Desde o início da epidemia no Brasil, em 1980, até junho de 2011, o país
registrou 608.230 casos de infecção pelo vírus HIV, de acordo com o Boletim Epidemiológico
de 2011, Ministério da Saúde. Só no ano passado, foram registrados
7.762 novos casos no Brasil, 2.491 destes na Região Sul. Do total da
região, 87 foram notificados em crianças e adolescentes de zero a 19
anos.
Quando
surgiu, a doença era vista como uma sentença de morte. Mas, com os
avanços e a universalização do tratamento da doença e o desenvolvimento
de novos medicamentos que controlam a sua evolução, os soropositivos
passaram a ter uma expectativa de vida aproximada da média dos que não
possuem o vírus.
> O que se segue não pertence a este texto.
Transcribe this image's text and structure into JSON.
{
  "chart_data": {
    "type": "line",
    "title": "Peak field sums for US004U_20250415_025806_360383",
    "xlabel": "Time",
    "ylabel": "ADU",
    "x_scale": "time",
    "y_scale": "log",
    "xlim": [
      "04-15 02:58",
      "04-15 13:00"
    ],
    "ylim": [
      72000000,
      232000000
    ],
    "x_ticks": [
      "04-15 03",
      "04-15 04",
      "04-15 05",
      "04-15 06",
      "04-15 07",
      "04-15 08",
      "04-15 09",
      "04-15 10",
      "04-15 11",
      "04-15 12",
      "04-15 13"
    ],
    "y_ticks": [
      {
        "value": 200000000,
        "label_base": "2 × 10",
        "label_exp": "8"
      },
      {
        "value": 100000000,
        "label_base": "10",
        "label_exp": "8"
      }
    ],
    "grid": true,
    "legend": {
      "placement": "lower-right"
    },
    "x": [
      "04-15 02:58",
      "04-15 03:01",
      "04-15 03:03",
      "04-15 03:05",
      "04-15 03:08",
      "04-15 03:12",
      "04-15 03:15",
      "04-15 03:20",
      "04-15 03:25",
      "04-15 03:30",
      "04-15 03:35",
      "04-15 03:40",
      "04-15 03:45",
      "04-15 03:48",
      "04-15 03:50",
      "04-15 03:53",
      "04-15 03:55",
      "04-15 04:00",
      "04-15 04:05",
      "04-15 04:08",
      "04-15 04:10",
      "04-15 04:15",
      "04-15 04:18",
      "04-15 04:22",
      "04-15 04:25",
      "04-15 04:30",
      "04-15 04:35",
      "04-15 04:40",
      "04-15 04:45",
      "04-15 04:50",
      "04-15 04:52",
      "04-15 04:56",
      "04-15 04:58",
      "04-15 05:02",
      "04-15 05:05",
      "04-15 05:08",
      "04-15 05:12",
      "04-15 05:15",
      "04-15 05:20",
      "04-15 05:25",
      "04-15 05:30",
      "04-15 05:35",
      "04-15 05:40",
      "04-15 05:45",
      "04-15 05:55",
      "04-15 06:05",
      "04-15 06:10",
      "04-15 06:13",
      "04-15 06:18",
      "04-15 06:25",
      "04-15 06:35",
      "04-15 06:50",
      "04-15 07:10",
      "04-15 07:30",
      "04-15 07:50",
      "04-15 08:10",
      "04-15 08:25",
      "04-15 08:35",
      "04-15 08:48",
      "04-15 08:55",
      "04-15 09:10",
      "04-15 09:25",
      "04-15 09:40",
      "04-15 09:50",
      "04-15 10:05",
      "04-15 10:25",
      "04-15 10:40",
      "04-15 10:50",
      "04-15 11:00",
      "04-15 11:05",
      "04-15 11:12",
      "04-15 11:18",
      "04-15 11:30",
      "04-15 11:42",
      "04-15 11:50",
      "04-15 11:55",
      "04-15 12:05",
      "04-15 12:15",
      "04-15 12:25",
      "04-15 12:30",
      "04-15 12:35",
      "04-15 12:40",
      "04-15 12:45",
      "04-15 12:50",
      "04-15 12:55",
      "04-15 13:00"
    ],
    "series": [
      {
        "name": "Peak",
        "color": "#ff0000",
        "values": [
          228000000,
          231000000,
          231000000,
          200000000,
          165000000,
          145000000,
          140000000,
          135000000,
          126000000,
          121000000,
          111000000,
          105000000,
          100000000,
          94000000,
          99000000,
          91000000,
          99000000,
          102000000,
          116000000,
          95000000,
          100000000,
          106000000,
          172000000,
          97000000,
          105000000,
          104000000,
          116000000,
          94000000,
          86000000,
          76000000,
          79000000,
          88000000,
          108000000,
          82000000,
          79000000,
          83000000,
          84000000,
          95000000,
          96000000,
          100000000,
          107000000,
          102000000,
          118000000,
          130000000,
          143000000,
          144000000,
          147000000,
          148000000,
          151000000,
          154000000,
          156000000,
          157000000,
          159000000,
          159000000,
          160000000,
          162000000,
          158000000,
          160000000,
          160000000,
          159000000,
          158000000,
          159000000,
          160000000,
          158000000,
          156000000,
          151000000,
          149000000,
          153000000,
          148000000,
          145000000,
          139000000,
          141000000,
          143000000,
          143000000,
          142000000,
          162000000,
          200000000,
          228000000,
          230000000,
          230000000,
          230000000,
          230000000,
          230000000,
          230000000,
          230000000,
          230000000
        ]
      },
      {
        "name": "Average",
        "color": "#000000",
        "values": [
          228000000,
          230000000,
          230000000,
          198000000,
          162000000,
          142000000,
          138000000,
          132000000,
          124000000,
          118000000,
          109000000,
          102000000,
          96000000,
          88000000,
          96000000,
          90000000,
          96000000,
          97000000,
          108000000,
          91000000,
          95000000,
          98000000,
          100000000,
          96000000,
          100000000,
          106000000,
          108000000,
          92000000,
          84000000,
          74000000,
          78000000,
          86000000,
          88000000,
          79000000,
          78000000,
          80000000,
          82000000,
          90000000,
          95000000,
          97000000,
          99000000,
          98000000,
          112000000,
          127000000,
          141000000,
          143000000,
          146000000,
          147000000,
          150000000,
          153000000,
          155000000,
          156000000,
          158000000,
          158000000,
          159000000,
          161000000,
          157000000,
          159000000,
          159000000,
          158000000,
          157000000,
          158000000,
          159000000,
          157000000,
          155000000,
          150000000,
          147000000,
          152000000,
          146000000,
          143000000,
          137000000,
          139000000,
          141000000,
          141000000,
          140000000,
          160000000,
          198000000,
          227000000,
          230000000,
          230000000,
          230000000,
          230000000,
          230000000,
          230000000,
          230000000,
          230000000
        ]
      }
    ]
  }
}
Entretanto, a enorme desinformação da população a
respeito do tema faz com que o preconceito contra as pessoas que vivem
com aids seja, ainda hoje em dia, muito grande.
Para
marcar a data e sua luta em defesa das crianças e adolescentes
soropositivos que vivem em situação de acolhimento institucional, o
Movimento Nacional das Crianças Inadotáveis (MONACI) lançou nesta
terça-feira (27), em Curitiba, um protesto para mostrar à população a
real situação desses meninos e meninas.
O
MONACI nasceu após um casal de Curitiba ver de perto a burocracia que
cerca os processos de adoção no país. De acordo com a presidente do
movimento, Aristéia Rau, o trâmite das ações necessárias para que uma
criança seja incluída no Cadastro Nacional de Adoção (CNA) e esteja
disponível para ser recebida por uma nova família é muito lento. Essa
morosidade é ainda maior, segundo Rau, quando as crianças pertencem ao
grupo dos “inadotáveis” (como são chamadas os meninos meninas que estão
fora do perfil mais procurado para adoção - crianças com menos de três
anos de idades, brancas e saudáveis), especialmente as com sorologia
positiva.
Em
agosto 2010, Aristéria e o marido, Alberto Rau, iniciaram o processo
para tentaram adotar quatro meninas soropositivas em Curitiba. Apesar de
já terem conseguido o direto de visita às crianças, que passavam os
finais de semana na casa do casal, em dezembro daquele ano, sem nenhuma
justificativa, segundo Aristéia, a Justiça não concedeu a guarda
provisória das meninas ao casal. Logo após, os dois receberam a notícia
de que a autorização para visitar as meninas havia sido revogada.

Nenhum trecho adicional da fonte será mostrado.